I have some bragging to do, though.  My son and his friends were a great help.  My son showed the most incredible strength and even wowed his friends at the amount of weight he can lift.  He’s stronger than I realized.  With his help, we got the job done.  He has done all that I have asked him to do and more.  I’m so proud of this young man and his devotion to us as a family and doing what is necessary to get us settled into our new home.
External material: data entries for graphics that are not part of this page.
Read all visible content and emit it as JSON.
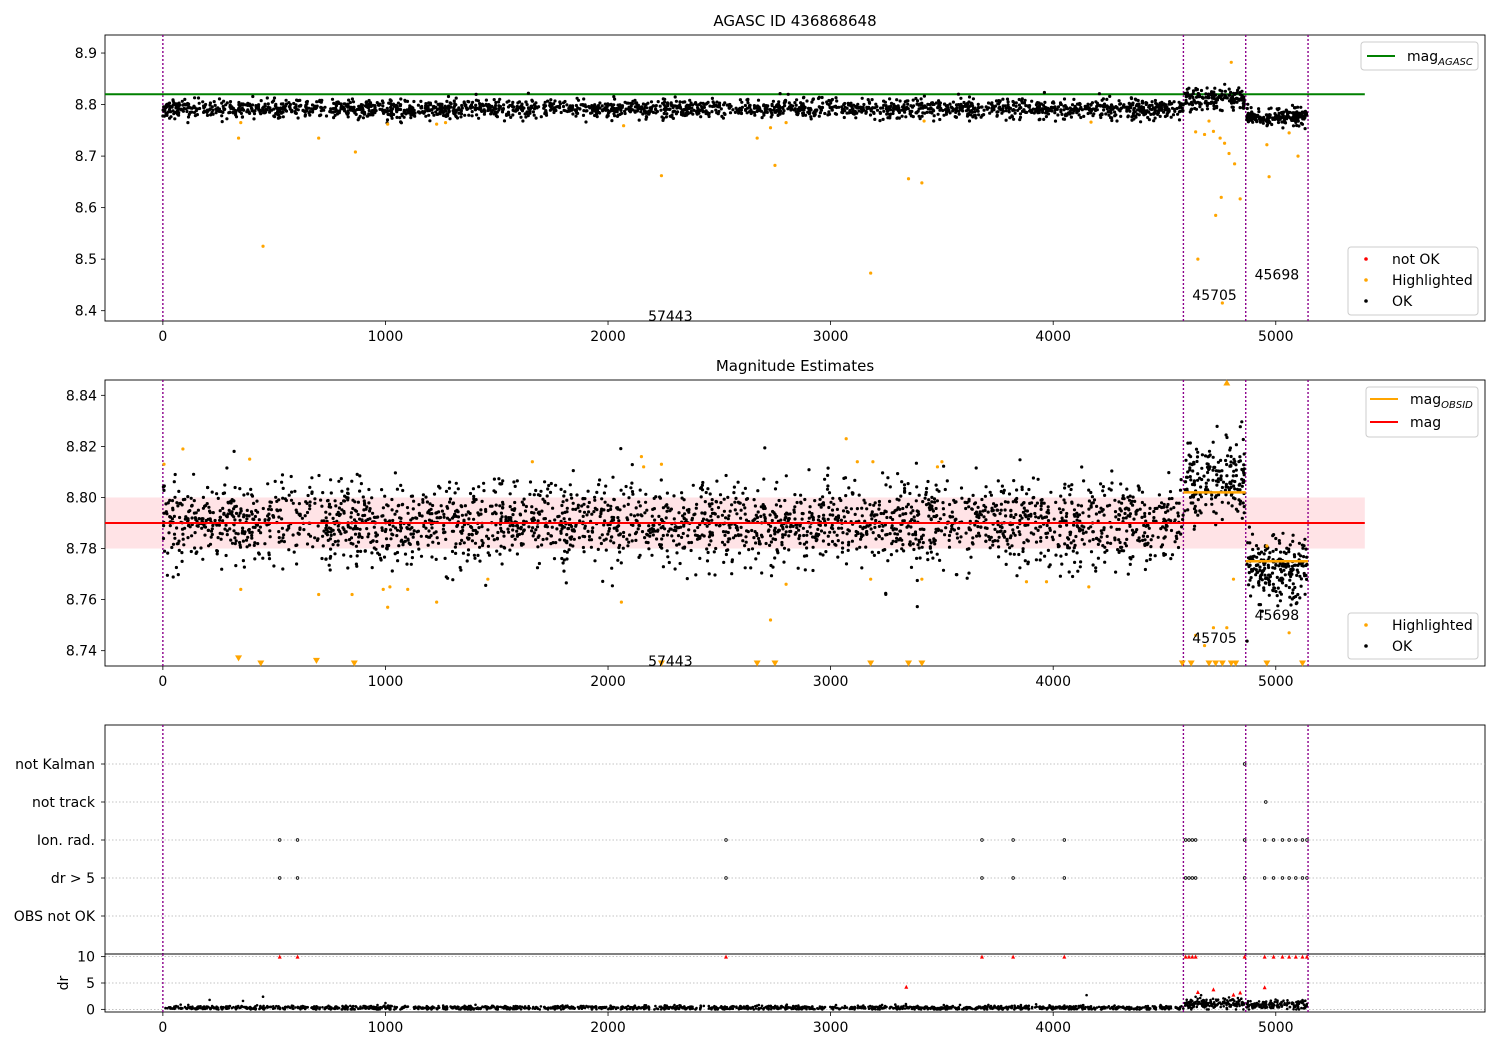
{
  "figure_title": "AGASC ID 436868648",
  "chart_data": [
    {
      "type": "scatter",
      "title": "AGASC ID 436868648",
      "xlabel": "",
      "ylabel": "",
      "xlim": [
        -260,
        5940
      ],
      "ylim": [
        8.38,
        8.935
      ],
      "xticks": [
        0,
        1000,
        2000,
        3000,
        4000,
        5000
      ],
      "yticks": [
        8.4,
        8.5,
        8.6,
        8.7,
        8.8,
        8.9
      ],
      "reference_lines": [
        {
          "name": "mag_AGASC",
          "label_base": "mag",
          "label_sub": "AGASC",
          "y": 8.82,
          "x_range": [
            -260,
            5400
          ],
          "color": "#008000"
        }
      ],
      "observation_boundaries": [
        0,
        4585,
        4865,
        5145
      ],
      "observation_labels": [
        {
          "text": "57443",
          "x": 2280,
          "y": 8.39
        },
        {
          "text": "45705",
          "x": 4725,
          "y": 8.43
        },
        {
          "text": "45698",
          "x": 5005,
          "y": 8.47
        }
      ],
      "series": [
        {
          "name": "not OK",
          "color": "#ff0000",
          "points": []
        },
        {
          "name": "Highlighted",
          "color": "#ffa500",
          "points": [
            [
              340,
              8.735
            ],
            [
              350,
              8.765
            ],
            [
              450,
              8.525
            ],
            [
              700,
              8.735
            ],
            [
              865,
              8.708
            ],
            [
              1010,
              8.762
            ],
            [
              1230,
              8.762
            ],
            [
              1270,
              8.765
            ],
            [
              2070,
              8.759
            ],
            [
              2240,
              8.662
            ],
            [
              2670,
              8.735
            ],
            [
              2730,
              8.755
            ],
            [
              2750,
              8.682
            ],
            [
              2800,
              8.765
            ],
            [
              3180,
              8.473
            ],
            [
              3350,
              8.656
            ],
            [
              3410,
              8.648
            ],
            [
              3420,
              8.768
            ],
            [
              4170,
              8.766
            ],
            [
              4640,
              8.747
            ],
            [
              4650,
              8.5
            ],
            [
              4680,
              8.742
            ],
            [
              4700,
              8.768
            ],
            [
              4720,
              8.748
            ],
            [
              4730,
              8.585
            ],
            [
              4750,
              8.735
            ],
            [
              4755,
              8.62
            ],
            [
              4760,
              8.415
            ],
            [
              4770,
              8.725
            ],
            [
              4790,
              8.705
            ],
            [
              4800,
              8.882
            ],
            [
              4815,
              8.685
            ],
            [
              4840,
              8.617
            ],
            [
              4960,
              8.722
            ],
            [
              4970,
              8.66
            ],
            [
              5060,
              8.745
            ],
            [
              5100,
              8.7
            ]
          ]
        },
        {
          "name": "OK",
          "color": "#000000",
          "segments": [
            {
              "x": [
                0,
                4585
              ],
              "mean": 8.792,
              "spread": 0.009,
              "n": 2200
            },
            {
              "x": [
                4590,
                4860
              ],
              "mean": 8.81,
              "spread": 0.01,
              "n": 170
            },
            {
              "x": [
                4870,
                5140
              ],
              "mean": 8.775,
              "spread": 0.008,
              "n": 200
            }
          ]
        }
      ],
      "legends": [
        {
          "placement": "upper-right",
          "entries": [
            "mag_AGASC"
          ]
        },
        {
          "placement": "lower-right",
          "entries": [
            "not OK",
            "Highlighted",
            "OK"
          ]
        }
      ]
    },
    {
      "type": "scatter",
      "title": "Magnitude Estimates",
      "xlabel": "",
      "ylabel": "",
      "xlim": [
        -260,
        5940
      ],
      "ylim": [
        8.734,
        8.846
      ],
      "xticks": [
        0,
        1000,
        2000,
        3000,
        4000,
        5000
      ],
      "yticks": [
        8.74,
        8.76,
        8.78,
        8.8,
        8.82,
        8.84
      ],
      "observation_boundaries": [
        0,
        4585,
        4865,
        5145
      ],
      "band": {
        "y": [
          8.78,
          8.8
        ],
        "x_range": [
          -260,
          5400
        ],
        "color": "#ffc0c8"
      },
      "reference_lines": [
        {
          "name": "mag",
          "label_base": "mag",
          "label_sub": "",
          "y": 8.79,
          "x_range": [
            -260,
            5400
          ],
          "color": "#ff0000"
        }
      ],
      "obsid_mags": [
        {
          "x": [
            4585,
            4865
          ],
          "y": 8.802
        },
        {
          "x": [
            4865,
            5145
          ],
          "y": 8.775
        }
      ],
      "observation_labels": [
        {
          "text": "57443",
          "x": 2280,
          "y": 8.736
        },
        {
          "text": "45705",
          "x": 4725,
          "y": 8.745
        },
        {
          "text": "45698",
          "x": 5005,
          "y": 8.754
        }
      ],
      "series": [
        {
          "name": "Highlighted",
          "color": "#ffa500",
          "points": [
            [
              5,
              8.813
            ],
            [
              90,
              8.819
            ],
            [
              350,
              8.764
            ],
            [
              390,
              8.815
            ],
            [
              700,
              8.762
            ],
            [
              850,
              8.762
            ],
            [
              990,
              8.764
            ],
            [
              1010,
              8.757
            ],
            [
              1020,
              8.765
            ],
            [
              1100,
              8.764
            ],
            [
              1230,
              8.759
            ],
            [
              1460,
              8.768
            ],
            [
              1660,
              8.814
            ],
            [
              2060,
              8.759
            ],
            [
              2150,
              8.816
            ],
            [
              2160,
              8.812
            ],
            [
              2240,
              8.813
            ],
            [
              2730,
              8.752
            ],
            [
              2800,
              8.766
            ],
            [
              3070,
              8.823
            ],
            [
              3120,
              8.814
            ],
            [
              3180,
              8.768
            ],
            [
              3190,
              8.814
            ],
            [
              3410,
              8.768
            ],
            [
              3480,
              8.812
            ],
            [
              3500,
              8.814
            ],
            [
              3880,
              8.767
            ],
            [
              3970,
              8.767
            ],
            [
              4160,
              8.765
            ],
            [
              4640,
              8.746
            ],
            [
              4680,
              8.742
            ],
            [
              4720,
              8.749
            ],
            [
              4780,
              8.749
            ],
            [
              4810,
              8.768
            ],
            [
              4960,
              8.781
            ],
            [
              5060,
              8.747
            ]
          ]
        },
        {
          "name": "Highlighted-below-range",
          "color": "#ffa500",
          "points": [
            [
              340,
              8.737
            ],
            [
              440,
              8.735
            ],
            [
              690,
              8.736
            ],
            [
              860,
              8.735
            ],
            [
              2240,
              8.735
            ],
            [
              2670,
              8.735
            ],
            [
              2750,
              8.735
            ],
            [
              3180,
              8.735
            ],
            [
              3350,
              8.735
            ],
            [
              3410,
              8.735
            ],
            [
              4580,
              8.735
            ],
            [
              4620,
              8.735
            ],
            [
              4700,
              8.735
            ],
            [
              4730,
              8.735
            ],
            [
              4760,
              8.735
            ],
            [
              4800,
              8.735
            ],
            [
              4820,
              8.735
            ],
            [
              4960,
              8.735
            ],
            [
              5120,
              8.735
            ]
          ]
        },
        {
          "name": "Highlighted-above-range",
          "color": "#ffa500",
          "points": [
            [
              4780,
              8.845
            ]
          ]
        },
        {
          "name": "OK",
          "color": "#000000",
          "segments": [
            {
              "x": [
                0,
                4585
              ],
              "mean": 8.79,
              "spread": 0.008,
              "n": 2600
            },
            {
              "x": [
                4590,
                4860
              ],
              "mean": 8.807,
              "spread": 0.007,
              "n": 200
            },
            {
              "x": [
                4870,
                5140
              ],
              "mean": 8.772,
              "spread": 0.007,
              "n": 220
            }
          ]
        }
      ],
      "legends": [
        {
          "placement": "upper-right",
          "entries": [
            "mag_OBSID",
            "mag"
          ]
        },
        {
          "placement": "lower-right",
          "entries": [
            "Highlighted",
            "OK"
          ]
        }
      ]
    },
    {
      "type": "scatter",
      "title": "",
      "xlabel": "",
      "ylabel": "",
      "xlim": [
        -260,
        5940
      ],
      "observation_boundaries": [
        0,
        4585,
        4865,
        5145
      ],
      "categories": [
        "not Kalman",
        "not track",
        "Ion. rad.",
        "dr > 5",
        "OBS not OK"
      ],
      "flag_points": {
        "not Kalman": [
          4860
        ],
        "not track": [
          4955
        ],
        "Ion. rad.": [
          525,
          605,
          2530,
          3680,
          3820,
          4050,
          4595,
          4610,
          4625,
          4640,
          4860,
          4950,
          4990,
          5030,
          5060,
          5090,
          5120,
          5140
        ],
        "dr > 5": [
          525,
          605,
          2530,
          3680,
          3820,
          4050,
          4595,
          4610,
          4625,
          4640,
          4860,
          4950,
          4990,
          5030,
          5060,
          5090,
          5120,
          5140
        ],
        "OBS not OK": []
      }
    },
    {
      "type": "scatter",
      "title": "",
      "xlabel": "",
      "ylabel": "dr",
      "xlim": [
        -260,
        5940
      ],
      "ylim": [
        -0.5,
        10.5
      ],
      "xticks": [
        0,
        1000,
        2000,
        3000,
        4000,
        5000
      ],
      "yticks": [
        0,
        5,
        10
      ],
      "observation_boundaries": [
        0,
        4585,
        4865,
        5145
      ],
      "series": [
        {
          "name": "dr",
          "color": "#000000",
          "segments": [
            {
              "x": [
                0,
                4585
              ],
              "mean": 0.3,
              "spread": 0.2,
              "n": 1600
            },
            {
              "x": [
                4590,
                4860
              ],
              "mean": 1.1,
              "spread": 0.5,
              "n": 160
            },
            {
              "x": [
                4870,
                5140
              ],
              "mean": 0.9,
              "spread": 0.4,
              "n": 160
            }
          ],
          "extra_points": [
            [
              80,
              0.9
            ],
            [
              210,
              1.8
            ],
            [
              360,
              1.6
            ],
            [
              450,
              2.4
            ],
            [
              1000,
              1.2
            ],
            [
              2800,
              0.7
            ],
            [
              4150,
              2.7
            ]
          ]
        },
        {
          "name": "dr > 5",
          "color": "#ff0000",
          "points": [
            [
              525,
              10
            ],
            [
              605,
              10
            ],
            [
              2530,
              10
            ],
            [
              3680,
              10
            ],
            [
              3820,
              10
            ],
            [
              4050,
              10
            ],
            [
              4595,
              10
            ],
            [
              4610,
              10
            ],
            [
              4625,
              10
            ],
            [
              4640,
              10
            ],
            [
              4860,
              10
            ],
            [
              4950,
              10
            ],
            [
              4990,
              10
            ],
            [
              5030,
              10
            ],
            [
              5060,
              10
            ],
            [
              5090,
              10
            ],
            [
              5120,
              10
            ],
            [
              5140,
              10
            ],
            [
              3340,
              4.3
            ],
            [
              4650,
              3.3
            ],
            [
              4720,
              3.8
            ],
            [
              4810,
              2.8
            ],
            [
              4840,
              3.2
            ],
            [
              4950,
              4.2
            ]
          ]
        }
      ]
    }
  ]
}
He’s had his PS4 for a number of years now and it just went caput.  He’s tried to get it to work and even did a major reset, losing all his games and it’s still not working well.  So, since he was so incredible and hasn’t complained, I went ahead and ordered him a new one, which will arrive Monday.  Can’t wait to surprise him with it. ❤

Got mail for the first time yesterday.  Woot, woot!  I also went and got my nails done.  I was in desperate need.  Broke 3 of them (very painfully) over the last week and I don’t even want to discuss how painful my hands have been.  I actually had to take my tramadol the first 3 nights the pain was so bad.  I just couldn’t sleep without some kind of pain relief and Tylenol wasn’t doing it.  Besides the pain aspect (which is a never ending thing with me) the move wasn’t so bad.  It could have been worse; so I am grateful.

I think it was harder on the dogs than on us.  They were really distressed over all the commotion and turmoil.  They seem to be settling in now, especially since we have brought their stuff over and made them a place for it all.

I’m no where near finished with this place; but I am chugging along.